Gallotta describes Drouet’s music as “a post-Gipsy band that would have crossed the path of Igor Stravinsky, Miles Davis and all the drums in the world”. I’m not sure what a “post” Gipsy band exactly is, but yes, the description is pretty fitting, and to those influences and inspirations I would add: the kind of world music typical of the Kronos Quartet, minimalism, Bartok’s folk style and the sardonic side of Shostakovich.

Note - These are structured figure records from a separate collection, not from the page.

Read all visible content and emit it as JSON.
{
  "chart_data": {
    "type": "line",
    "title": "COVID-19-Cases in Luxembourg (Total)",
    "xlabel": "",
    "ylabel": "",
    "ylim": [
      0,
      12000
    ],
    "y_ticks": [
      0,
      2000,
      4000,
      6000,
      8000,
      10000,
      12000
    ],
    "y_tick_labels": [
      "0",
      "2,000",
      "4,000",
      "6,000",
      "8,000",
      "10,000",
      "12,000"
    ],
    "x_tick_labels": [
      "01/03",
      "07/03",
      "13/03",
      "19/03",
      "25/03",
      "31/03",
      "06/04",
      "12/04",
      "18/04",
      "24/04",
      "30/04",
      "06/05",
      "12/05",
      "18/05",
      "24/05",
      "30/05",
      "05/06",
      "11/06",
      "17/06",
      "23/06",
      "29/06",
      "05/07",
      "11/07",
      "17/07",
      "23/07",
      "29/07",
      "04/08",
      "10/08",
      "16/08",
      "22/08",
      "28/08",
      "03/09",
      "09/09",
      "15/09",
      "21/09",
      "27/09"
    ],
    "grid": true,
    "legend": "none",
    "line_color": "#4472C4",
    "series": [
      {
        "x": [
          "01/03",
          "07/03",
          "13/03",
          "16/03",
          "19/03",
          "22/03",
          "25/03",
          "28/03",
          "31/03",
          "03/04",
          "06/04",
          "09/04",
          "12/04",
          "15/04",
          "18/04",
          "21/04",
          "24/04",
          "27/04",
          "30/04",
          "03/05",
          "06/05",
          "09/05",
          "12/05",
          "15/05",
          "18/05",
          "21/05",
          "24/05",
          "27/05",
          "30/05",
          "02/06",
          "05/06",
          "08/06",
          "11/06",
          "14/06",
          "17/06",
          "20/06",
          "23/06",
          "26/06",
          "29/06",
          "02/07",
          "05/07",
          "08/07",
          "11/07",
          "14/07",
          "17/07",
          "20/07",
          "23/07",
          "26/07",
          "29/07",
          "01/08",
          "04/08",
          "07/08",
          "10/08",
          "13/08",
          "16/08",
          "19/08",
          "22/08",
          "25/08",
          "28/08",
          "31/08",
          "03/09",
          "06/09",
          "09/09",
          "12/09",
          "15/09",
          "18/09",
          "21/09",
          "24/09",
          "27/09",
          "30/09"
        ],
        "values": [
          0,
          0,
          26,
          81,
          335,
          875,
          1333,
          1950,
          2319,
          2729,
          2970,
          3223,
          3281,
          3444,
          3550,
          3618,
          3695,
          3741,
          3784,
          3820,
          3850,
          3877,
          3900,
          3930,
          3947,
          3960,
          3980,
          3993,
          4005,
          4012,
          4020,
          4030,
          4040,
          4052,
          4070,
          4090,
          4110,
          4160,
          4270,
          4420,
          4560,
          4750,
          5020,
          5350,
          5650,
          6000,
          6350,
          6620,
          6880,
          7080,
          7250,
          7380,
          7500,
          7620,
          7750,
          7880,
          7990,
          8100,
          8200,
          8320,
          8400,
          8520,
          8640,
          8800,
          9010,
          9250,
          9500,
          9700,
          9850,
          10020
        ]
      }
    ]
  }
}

In his own more extensive notes (only partially translated to English), Drouet says that he sought to pay homage to the dance music of the Mediterranean countries, Greece, the Middle East, North Africa, Spain, to the percussions of subsaharan Africa, Jazz. That’s exactly what you hear. The instrumental ensemble derives from the very project: string trio for classical music, clarinet and trumpet for classical and jazz (played by jazz musicians), flamenco guitar (played by jazz guitarist), accordion for popular dance music, percussion.
TT 66 minutes. ariations d’Ulysee may be for you If you like that kind of entertaining, easy-listening crossover eclecticism – or “cosmopolitism”, as Drouet himself describes it. Transes Européennes was a small French label founded by percussionist Pablo Cueco, with very rew releases. I’ve just reviewed two more from the same label, one of music for percussion and harp of Georges Aperghis, Triptyque, and the other, a 37-minute live impro for percussion of Drouet, Jean-Pierre Drouet Solo, very entertaining and possibly a better introduction to this composer/performer.